The valid formats for an utterance, as detailed above

class shennong.utterances.Utterance(*args)[source]

Bases: object

Manage a single utterance

The class Utterance manages individual utterances and basically give access to their components: name, speaker, corresponding audio segment. The utterance must be defined by one of the formats defined above.

Parameters

*args – The arguments must be 2, 3, 4 or 5. The number of arguments defines the utterance format and the signification of each positional argument (see VALID_FORMATS)

Raises

ValueError – If the arguments are not 2, 3, 4 or 5, or if the utterance cannot be created from them (for instance the audio file is not readable)

property format

The utterance format code

property name

The utterance name, or <utterance-id>

property audio_file

The audio file attached to the utterance

property speaker

The utterance speaker, or None if no speaker information

property tstart

The utterance onset time in the audio file, or None

property tstop

The utterance offset time in the audio file, or None

property duration

The utterance duration in seconds

load_audio()[source]

Returns the utterance’s Audio data

class shennong.utterances.Utterances(utterances)[source]

Bases: object

Manages a collection of Utterance.

The Utterances manages a collection of utterances and allows to iterate over the utterances by name or by speaker, as well as generating sub-utterances fit to a particular duration.

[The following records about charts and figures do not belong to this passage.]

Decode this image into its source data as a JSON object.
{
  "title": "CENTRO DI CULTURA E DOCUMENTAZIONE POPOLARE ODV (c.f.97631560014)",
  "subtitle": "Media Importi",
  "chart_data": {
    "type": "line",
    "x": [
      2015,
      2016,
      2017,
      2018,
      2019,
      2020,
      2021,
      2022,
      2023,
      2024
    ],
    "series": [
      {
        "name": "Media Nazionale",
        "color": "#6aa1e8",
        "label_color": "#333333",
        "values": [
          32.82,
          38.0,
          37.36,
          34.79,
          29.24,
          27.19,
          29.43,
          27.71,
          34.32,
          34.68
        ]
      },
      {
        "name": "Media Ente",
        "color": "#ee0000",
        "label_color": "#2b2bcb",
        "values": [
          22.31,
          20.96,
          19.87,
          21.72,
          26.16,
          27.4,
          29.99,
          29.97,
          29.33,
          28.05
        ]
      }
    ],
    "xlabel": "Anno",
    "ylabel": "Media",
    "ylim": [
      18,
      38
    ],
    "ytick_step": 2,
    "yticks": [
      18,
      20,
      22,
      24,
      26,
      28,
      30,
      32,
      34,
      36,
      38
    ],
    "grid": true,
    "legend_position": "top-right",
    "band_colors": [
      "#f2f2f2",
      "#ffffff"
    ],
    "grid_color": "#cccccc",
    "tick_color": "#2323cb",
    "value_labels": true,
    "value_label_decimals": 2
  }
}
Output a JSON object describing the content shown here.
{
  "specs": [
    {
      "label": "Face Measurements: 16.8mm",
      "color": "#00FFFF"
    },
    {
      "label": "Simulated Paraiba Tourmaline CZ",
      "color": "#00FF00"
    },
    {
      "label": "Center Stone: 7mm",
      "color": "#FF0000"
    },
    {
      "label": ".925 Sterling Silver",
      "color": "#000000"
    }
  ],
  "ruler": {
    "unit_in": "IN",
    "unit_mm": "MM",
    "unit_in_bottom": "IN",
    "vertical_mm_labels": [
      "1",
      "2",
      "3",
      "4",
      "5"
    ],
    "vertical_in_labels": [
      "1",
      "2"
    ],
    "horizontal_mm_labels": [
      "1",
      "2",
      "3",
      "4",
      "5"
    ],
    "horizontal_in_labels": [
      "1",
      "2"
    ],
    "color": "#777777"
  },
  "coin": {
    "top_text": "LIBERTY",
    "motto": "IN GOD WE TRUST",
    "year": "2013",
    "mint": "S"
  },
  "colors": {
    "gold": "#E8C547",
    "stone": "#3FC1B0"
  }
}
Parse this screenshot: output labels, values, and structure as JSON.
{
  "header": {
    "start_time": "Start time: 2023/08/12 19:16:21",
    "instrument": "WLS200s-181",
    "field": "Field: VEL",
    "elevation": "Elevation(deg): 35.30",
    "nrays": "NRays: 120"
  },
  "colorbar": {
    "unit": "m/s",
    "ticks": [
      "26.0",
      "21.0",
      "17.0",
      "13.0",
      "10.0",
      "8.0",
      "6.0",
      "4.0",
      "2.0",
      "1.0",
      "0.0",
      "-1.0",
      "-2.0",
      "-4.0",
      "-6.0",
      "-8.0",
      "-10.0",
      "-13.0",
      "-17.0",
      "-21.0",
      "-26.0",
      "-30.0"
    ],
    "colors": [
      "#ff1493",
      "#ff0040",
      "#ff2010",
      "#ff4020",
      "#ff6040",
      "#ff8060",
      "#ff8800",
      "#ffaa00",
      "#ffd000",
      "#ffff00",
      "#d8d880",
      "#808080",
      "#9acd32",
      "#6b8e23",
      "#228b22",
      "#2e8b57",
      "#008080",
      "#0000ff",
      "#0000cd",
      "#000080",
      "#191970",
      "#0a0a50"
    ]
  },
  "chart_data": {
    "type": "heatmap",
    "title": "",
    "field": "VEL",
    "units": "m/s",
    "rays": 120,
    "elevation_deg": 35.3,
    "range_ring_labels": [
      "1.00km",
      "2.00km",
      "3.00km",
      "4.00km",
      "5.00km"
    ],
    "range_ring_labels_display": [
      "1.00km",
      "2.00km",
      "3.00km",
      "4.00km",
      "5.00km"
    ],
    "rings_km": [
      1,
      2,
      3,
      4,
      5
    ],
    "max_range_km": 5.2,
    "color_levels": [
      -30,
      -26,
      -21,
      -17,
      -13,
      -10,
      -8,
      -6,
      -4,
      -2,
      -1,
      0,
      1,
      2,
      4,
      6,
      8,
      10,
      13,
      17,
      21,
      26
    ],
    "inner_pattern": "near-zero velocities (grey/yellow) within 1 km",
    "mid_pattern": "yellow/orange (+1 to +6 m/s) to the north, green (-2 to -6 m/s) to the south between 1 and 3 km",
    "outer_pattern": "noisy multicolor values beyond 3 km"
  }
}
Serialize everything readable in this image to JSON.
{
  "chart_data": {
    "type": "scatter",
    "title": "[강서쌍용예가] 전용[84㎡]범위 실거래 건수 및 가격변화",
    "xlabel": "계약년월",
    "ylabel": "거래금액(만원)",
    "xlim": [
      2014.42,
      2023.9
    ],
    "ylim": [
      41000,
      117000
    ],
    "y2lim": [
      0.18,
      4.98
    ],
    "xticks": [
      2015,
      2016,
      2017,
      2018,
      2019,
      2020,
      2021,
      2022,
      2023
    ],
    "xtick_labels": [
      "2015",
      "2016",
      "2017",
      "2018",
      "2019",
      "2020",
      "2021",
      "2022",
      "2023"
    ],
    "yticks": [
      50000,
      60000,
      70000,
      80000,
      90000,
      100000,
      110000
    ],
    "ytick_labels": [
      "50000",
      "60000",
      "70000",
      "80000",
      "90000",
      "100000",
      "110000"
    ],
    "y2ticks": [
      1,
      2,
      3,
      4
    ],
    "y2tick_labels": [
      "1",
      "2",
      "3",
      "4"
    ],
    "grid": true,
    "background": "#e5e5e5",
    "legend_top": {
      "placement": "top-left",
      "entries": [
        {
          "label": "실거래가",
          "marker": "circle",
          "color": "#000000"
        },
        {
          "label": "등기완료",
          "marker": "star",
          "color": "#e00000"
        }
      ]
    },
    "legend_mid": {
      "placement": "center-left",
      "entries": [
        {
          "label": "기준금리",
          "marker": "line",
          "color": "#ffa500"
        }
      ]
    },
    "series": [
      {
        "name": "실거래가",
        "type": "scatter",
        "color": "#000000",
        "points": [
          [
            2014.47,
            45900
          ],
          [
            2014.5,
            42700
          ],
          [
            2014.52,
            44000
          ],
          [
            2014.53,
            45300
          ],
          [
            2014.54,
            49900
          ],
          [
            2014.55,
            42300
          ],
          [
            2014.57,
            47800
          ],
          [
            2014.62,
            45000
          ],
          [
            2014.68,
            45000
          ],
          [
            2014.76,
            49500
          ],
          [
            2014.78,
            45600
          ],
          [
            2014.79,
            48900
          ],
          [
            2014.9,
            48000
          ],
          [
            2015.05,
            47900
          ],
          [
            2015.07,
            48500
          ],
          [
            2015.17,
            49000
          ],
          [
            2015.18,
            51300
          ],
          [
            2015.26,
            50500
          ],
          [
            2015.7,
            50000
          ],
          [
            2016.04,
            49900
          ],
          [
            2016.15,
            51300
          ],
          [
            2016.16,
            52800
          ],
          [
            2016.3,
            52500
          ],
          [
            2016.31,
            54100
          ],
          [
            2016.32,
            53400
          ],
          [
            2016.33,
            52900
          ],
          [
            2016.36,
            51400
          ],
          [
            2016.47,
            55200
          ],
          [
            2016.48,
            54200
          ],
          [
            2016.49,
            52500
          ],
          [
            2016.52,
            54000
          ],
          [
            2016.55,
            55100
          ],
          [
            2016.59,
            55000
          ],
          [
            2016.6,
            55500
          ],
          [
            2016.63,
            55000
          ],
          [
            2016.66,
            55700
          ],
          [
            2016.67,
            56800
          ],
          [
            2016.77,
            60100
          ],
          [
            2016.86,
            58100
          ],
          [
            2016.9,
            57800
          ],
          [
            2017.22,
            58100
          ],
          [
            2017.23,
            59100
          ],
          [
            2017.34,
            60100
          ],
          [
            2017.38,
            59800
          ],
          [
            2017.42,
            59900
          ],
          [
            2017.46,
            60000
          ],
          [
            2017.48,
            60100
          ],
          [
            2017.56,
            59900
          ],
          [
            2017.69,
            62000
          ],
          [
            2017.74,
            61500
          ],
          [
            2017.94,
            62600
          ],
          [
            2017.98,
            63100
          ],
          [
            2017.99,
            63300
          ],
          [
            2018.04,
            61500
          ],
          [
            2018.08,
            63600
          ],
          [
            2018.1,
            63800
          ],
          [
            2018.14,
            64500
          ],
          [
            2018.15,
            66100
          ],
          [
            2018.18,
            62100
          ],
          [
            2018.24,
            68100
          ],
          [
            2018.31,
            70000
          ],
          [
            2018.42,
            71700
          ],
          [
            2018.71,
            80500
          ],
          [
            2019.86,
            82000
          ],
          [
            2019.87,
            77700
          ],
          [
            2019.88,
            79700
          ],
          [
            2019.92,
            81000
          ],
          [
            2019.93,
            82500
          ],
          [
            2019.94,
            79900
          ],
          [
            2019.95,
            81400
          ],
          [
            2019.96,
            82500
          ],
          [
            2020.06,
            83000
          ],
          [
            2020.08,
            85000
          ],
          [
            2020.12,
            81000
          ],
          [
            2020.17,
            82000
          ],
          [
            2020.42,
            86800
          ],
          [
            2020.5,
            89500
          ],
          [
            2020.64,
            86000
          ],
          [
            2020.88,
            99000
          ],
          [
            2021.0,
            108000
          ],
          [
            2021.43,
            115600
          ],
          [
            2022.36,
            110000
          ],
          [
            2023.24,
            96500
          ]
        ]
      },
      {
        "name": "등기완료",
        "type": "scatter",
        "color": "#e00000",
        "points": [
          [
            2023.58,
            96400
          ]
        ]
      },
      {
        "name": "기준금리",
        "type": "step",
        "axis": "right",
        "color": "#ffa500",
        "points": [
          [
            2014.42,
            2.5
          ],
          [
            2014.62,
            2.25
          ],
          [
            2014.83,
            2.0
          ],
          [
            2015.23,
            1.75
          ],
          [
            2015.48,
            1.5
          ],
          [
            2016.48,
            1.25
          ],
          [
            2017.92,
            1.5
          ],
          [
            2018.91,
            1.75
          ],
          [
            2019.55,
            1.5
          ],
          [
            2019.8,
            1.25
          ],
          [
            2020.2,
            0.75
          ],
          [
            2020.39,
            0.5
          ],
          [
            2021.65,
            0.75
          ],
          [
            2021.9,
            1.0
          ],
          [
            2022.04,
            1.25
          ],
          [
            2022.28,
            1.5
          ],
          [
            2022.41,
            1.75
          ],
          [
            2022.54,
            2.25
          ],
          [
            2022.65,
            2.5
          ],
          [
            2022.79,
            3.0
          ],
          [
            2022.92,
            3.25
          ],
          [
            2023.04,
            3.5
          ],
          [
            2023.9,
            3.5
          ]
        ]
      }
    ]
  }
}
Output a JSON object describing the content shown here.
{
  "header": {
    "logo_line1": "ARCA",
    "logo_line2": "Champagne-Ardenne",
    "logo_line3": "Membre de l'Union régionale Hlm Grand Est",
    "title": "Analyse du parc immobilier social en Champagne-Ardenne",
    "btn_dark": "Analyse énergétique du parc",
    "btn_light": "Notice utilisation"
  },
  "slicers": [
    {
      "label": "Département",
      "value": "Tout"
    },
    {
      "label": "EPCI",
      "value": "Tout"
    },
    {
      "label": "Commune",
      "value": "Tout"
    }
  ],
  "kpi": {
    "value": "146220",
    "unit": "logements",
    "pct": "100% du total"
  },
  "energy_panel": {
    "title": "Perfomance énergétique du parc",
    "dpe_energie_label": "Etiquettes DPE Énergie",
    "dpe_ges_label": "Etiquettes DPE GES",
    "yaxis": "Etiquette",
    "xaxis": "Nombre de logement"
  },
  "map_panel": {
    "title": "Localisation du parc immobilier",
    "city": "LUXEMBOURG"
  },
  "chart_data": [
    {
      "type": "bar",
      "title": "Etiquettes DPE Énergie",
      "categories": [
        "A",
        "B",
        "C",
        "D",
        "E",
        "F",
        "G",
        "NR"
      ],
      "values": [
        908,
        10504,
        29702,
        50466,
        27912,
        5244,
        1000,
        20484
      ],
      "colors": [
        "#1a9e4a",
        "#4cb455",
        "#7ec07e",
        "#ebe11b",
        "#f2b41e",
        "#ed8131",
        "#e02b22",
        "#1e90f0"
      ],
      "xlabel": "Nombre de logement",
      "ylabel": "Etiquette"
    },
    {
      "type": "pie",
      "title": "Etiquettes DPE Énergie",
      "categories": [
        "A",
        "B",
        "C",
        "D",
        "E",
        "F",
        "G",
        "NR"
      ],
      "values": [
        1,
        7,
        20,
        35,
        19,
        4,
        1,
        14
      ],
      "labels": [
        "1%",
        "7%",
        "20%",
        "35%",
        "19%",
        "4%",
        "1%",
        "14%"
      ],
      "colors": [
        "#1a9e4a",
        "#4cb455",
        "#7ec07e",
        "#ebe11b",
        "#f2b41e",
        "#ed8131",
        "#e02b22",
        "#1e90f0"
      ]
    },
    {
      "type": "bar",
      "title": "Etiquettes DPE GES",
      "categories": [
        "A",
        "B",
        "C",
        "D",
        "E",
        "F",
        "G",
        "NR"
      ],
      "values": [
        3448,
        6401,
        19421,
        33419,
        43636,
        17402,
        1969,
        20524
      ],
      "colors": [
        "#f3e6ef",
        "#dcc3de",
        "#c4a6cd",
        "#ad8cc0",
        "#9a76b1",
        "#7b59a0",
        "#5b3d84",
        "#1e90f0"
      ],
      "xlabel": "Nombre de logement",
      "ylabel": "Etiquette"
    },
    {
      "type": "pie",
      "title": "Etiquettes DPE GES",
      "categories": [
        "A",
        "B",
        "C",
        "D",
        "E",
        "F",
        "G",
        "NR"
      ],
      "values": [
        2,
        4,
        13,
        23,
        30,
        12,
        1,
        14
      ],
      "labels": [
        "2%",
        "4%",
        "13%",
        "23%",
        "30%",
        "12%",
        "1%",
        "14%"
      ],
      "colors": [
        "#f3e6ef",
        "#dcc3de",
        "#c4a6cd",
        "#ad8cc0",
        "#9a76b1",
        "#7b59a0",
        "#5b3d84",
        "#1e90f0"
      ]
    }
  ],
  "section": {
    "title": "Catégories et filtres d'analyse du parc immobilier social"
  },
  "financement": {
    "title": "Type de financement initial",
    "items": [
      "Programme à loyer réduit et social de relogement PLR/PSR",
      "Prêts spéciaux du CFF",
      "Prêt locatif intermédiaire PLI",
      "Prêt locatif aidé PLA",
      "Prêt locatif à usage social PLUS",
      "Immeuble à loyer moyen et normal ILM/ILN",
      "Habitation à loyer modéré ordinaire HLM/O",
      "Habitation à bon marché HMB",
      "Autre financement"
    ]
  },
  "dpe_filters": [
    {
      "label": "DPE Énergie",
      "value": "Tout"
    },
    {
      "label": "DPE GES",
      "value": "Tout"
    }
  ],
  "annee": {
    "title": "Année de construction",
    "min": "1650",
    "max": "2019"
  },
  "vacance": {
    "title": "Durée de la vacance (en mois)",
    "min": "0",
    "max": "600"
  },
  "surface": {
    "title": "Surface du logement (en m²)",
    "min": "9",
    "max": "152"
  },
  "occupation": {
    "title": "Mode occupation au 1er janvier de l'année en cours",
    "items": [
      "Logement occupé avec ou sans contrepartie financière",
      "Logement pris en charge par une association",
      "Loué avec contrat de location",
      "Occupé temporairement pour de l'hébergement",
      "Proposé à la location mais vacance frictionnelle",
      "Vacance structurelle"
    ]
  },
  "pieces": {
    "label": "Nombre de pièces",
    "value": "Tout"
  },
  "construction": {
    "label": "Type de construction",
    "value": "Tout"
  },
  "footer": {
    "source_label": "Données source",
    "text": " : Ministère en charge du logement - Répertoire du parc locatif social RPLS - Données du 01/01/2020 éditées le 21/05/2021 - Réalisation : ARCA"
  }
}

The following conditions apply:

  • All utterances in the collection must have the same format

  • All utterances must have a unique name

Parameters

utterances (list of Utterance or list of tuples) – The utterances to be stored

Raises

ValueError – If the utterances cannot be created because of the above conditions, or because one of the utterances if not valid

classmethod load(filename)[source]

Returns utterances loaded from a file

All the lines in the must conform to the same utterance format.

Parameters

filename (str) – The file to load

Raises

ValueError – If the filename is not found, if all the utterances do not have the same format, if all the <utterance-id> are not unique or if some defined utterances are not valid (audio file not found for instance).

save(filename)[source]

Writes the utterances to file

Parameters

filename (str) – The filename to write

format(type=<class 'int'>)[source]

Returns the utterances format

Parameters

type (optional, int or str) – When int return the format code, when str returns it’s string representation

Raises

ValueError – If type is not int or str

has_speakers()[source]

Returns True if there is speaker information, False otherwise

by_speaker()[source]

Returns a dictionary of utterances indexed by speaker

The returned dictionary has speakers as keys and list of Utterance as values.

Raises

ValueError – If there is no speaker information

by_name()[source]

Returns a dictonary of utterances indexed by name

The returned dictionary has utterance names as keys and Utterance instances as values.

duration()[source]

Returns the total duration of the utterances in seconds

fit_to_duration(duration, truncate=False, shuffle=False)[source]

Returns a subset of utterances, keeping duration sec per speaker

Parameters
  • duration (float) – The duration to keep per speaker, in seconds

  • truncate (bool, optional) – When True, truncate the the total duration to the one available if there is not enough data. When False, raise an error if the duration cannot be returned for a speaker. Default to False.

  • shuffle (bool, optional) – When True, shuffle the utterances before extracting segments. When False, take them in order. Default to False.

Returns

utterances (Utterances) – The utterances segments fitting the given duration for each speaker

Raises

ValueError – If the utterances are not defined by speakers. When duration is not strictly positive or, when truncate is True, if a speaker has not enough data to build segments.